In a cartoon published in 1855, Honoré Daumier imagined a battle between two rival aesthetic schools in France: ‘Idealism’ appears as an ageing neoclassical nude, wearing an antique helmet, with his palette as a shield, heroically raising his mahlstick as a spear, to defend himself against ‘Realism’, a scruffy figure in rustic clogs, brandishing a small square palette and clumsy paintbrush. The image perfectly encapsulates the artistic and political differences between these two entrenched aesthetic positions, but the real joke is that neither of these veteran combatants is as vigorous as he used to be: both would be vulnerable to a new avant-garde challenger. The French art world witnessed a series of battles as traditionalists grappled with the successive challenges presented by Romanticism, Realism, Impressionism, Post-Impressionism and Symbolism. This course explores the reasons behind the profound innovations in subject matter and technique that characterised the age, and the obstacles faced by avant-garde artists in getting their work exhibited and accepted. Exploring the work of Ingres, Delacroix, Delaroche, Courbet, Millet, Rousseau, Manet, Renoir, Degas, Seurat, Cézanne, Gauguin and Van Gogh, the course makes full use of the collections of The Courtauld, the National Gallery, and the Wallace Collection and includes a visit to the National Gallery exhibition Monet and Architecture.

Course 15: 
Making it New: Modernism in the Early 20th Century
Dr Richard Cork

With seismic explosiveness, young artists across Europe changed the course of painting and sculpture soon after the new century began.

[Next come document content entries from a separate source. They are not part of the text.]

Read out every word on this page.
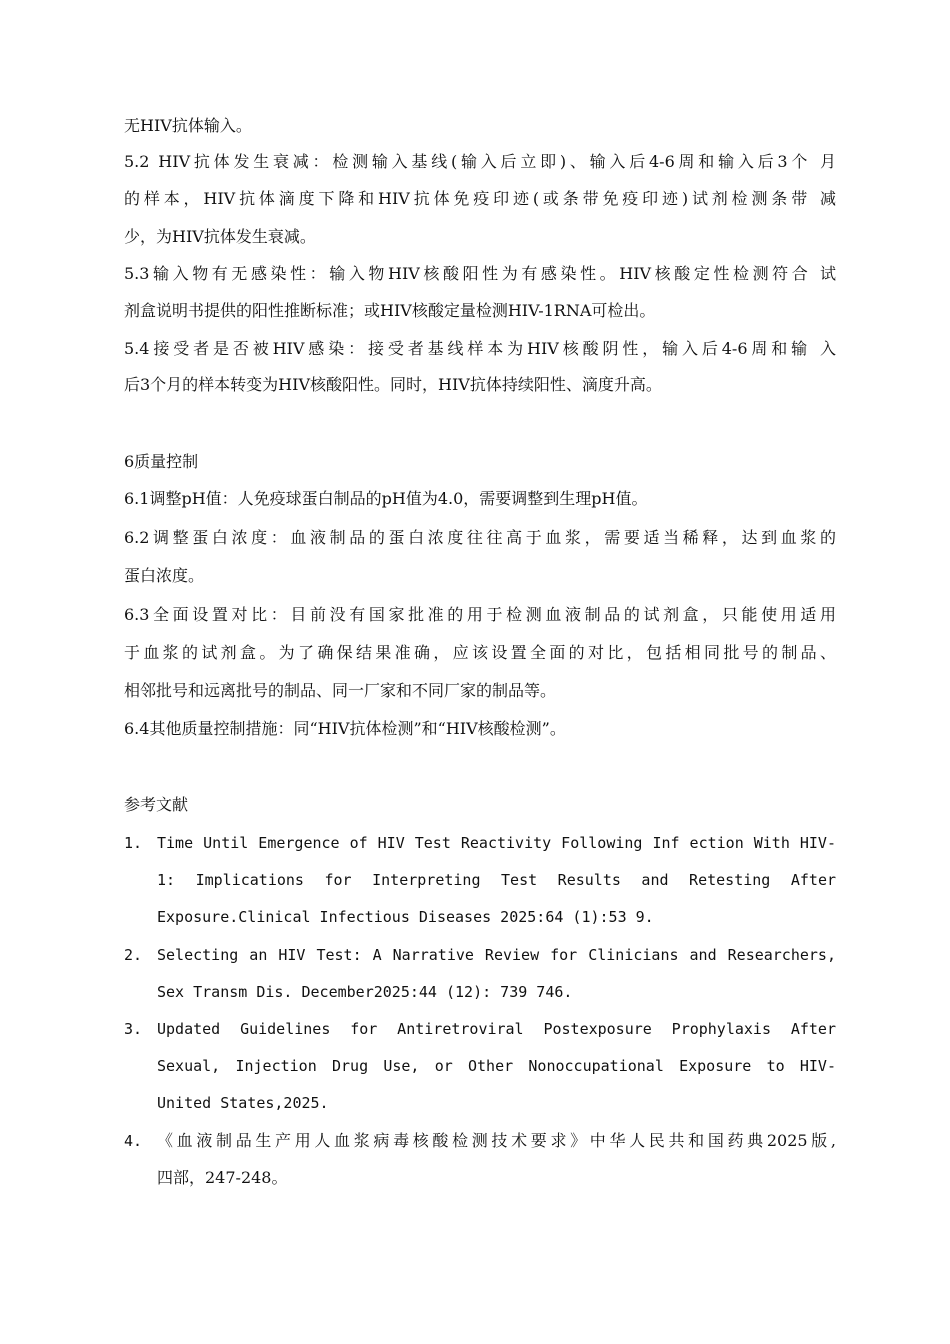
无HIV抗体输入。
5.2 HIV抗体发生衰减：检测输入基线(输入后立即)、输入后4-6周和输入后3个 月
的样本，HIV抗体滴度下降和HIV抗体免疫印迹(或条带免疫印迹)试剂检测条带 减
少，为HIV抗体发生衰减。
5.3输入物有无感染性：输入物HIV核酸阳性为有感染性。HIV核酸定性检测符合 试
剂盒说明书提供的阳性推断标准；或HIV核酸定量检测HIV-1RNA可检出。
5.4接受者是否被HIV感染：接受者基线样本为HIV核酸阴性，输入后4-6周和输 入
后3个月的样本转变为HIV核酸阳性。同时，HIV抗体持续阳性、滴度升高。
6质量控制
6.1调整pH值：人免疫球蛋白制品的pH值为4.0，需要调整到生理pH值。
6.2调整蛋白浓度：血液制品的蛋白浓度往往高于血浆，需要适当稀释，达到血浆的
蛋白浓度。
6.3全面设置对比：目前没有国家批准的用于检测血液制品的试剂盒，只能使用适用
于血浆的试剂盒。为了确保结果准确，应该设置全面的对比，包括相同批号的制品、
相邻批号和远离批号的制品、同一厂家和不同厂家的制品等。
6.4其他质量控制措施：同“HIV抗体检测”和“HIV核酸检测”。
参考文献
1. Time Until Emergence of HIV Test Reactivity Following Inf ection With HIV-
1: Implications for Interpreting Test Results and Retesting After
Exposure.Clinical Infectious Diseases 2025:64 (1):53 9.
2. Selecting an HIV Test: A Narrative Review for Clinicians and Researchers,
Sex Transm Dis. December2025:44 (12): 739 746.
3. Updated Guidelines for Antiretroviral Postexposure Prophylaxis After
Sexual, Injection Drug Use, or Other Nonoccupational Exposure to HIV-
United States,2025.
4. 《血液制品生产用人血浆病毒核酸检测技术要求》中华人民共和国药典2025版,
四部，247-248。
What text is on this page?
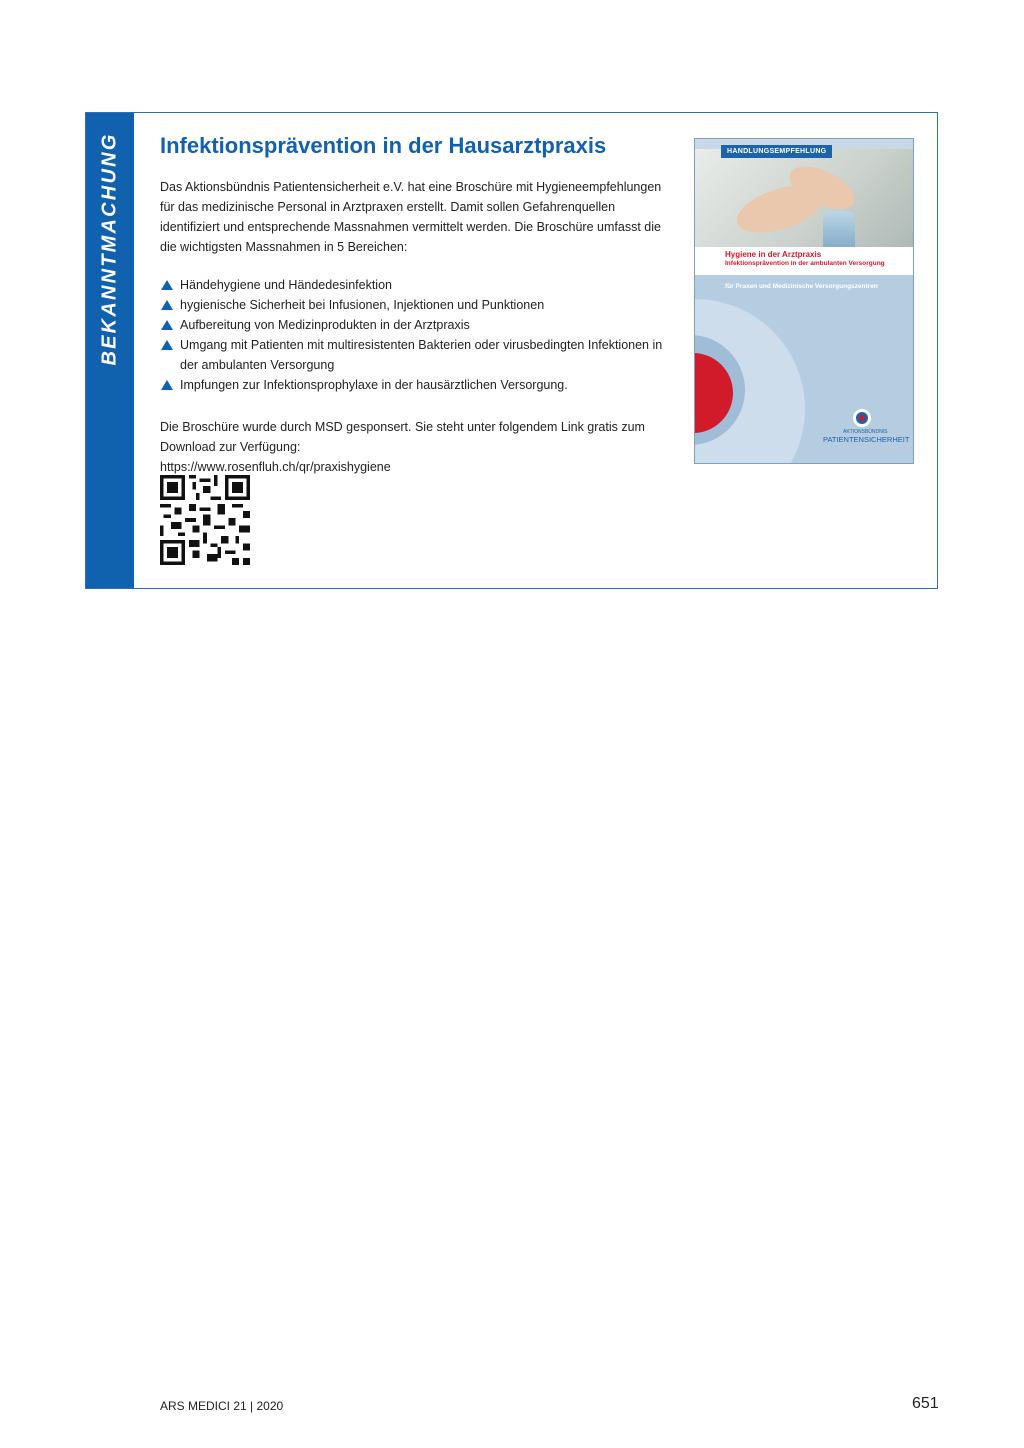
BEKANNTMACHUNG Infektionsprävention in der Hausarztpraxis

Das Aktionsbündnis Patientensicherheit e.V. hat eine Broschüre mit Hygieneempfehlungen für das medizinische Personal in Arztpraxen erstellt. Damit sollen Gefahrenquellen identifiziert und entsprechende Massnahmen vermittelt werden. Die Broschüre umfasst die die wichtigsten Massnahmen in 5 Bereichen:

Händehygiene und Händedesinfektion
hygienische Sicherheit bei Infusionen, Injektionen und Punktionen
Aufbereitung von Medizinprodukten in der Arztpraxis
Umgang mit Patienten mit multiresistenten Bakterien oder virusbedingten Infektionen in der ambulanten Versorgung
Impfungen zur Infektionsprophylaxe in der hausärztlichen Versorgung.
Die Broschüre wurde durch MSD gesponsert. Sie steht unter folgendem Link gratis zum Download zur Verfügung:
https://www.rosenfluh.ch/qr/praxishygiene
HANDLUNGSEMPFEHLUNG
Hygiene in der Arztpraxis
Infektionsprävention in der ambulanten Versorgung
für Praxen und Medizinische Versorgungszentren
AKTIONSBÜNDNIS
PATIENTENSICHERHEIT
ARS MEDICI 21 | 2020	651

A series of revolutionary movements erupted, beginning with Fauvism in France and Expressionism in Germany. The Italian Futurists were the most clamorous but the Cubists in Paris proved the most far-reaching. Then, in 1914, London was shocked by the advent of Vorticism and its rumbustious magazine BLAST. This course explores the rebellious momentum of an exciting period. However, it terminates in the tragedy of the First World War when many avant-garde artists found themselves caught up in a blood-bath. Visits include The Courtauld Gallery’s display of twentieth-century art, Tate Modern, the Estorick Collection of Modern Italian Art and the Imperial War Museum.

Course 16: 
Contemporary Chinese Art: Practices and Debates from 1989 to the Present
Dr Katie Hill

This course offers a survey of contemporary Chinese art starting with the backdrop to the first major contemporary exhibition held in Beijing in 1989, ‘China/Avant-garde’. We will discuss movements of art concurrent with rapid urbanisation and economic developments in China during the 1990s and trace China’s relationship with the international art world as it emerged during a decade of globalisation. We explore the Chinese avant-garde’s quest to find a distinct artistic voice following decades of Socialist Realism. Contemporary Chinese art is characterised by a diversification of media and by the re-emergence of classical forms in the past decade. We will consider a wide range of artistic expression, from photography, installation and performance, to painting and new media. Finally, the course will cover the phenomenon of the new Chinese art world that emerged at the turn of the millennium and evolved rapidly with the rise of art districts, new museums, auction houses and galleries. Throughout, we will focus closely on works by a number of key artists such as Xu Bing and Ai Weiwei, examining the development of contemporary Chinese art and its relationship to the international art world in the context of the country’s rapidly developing cultural scene.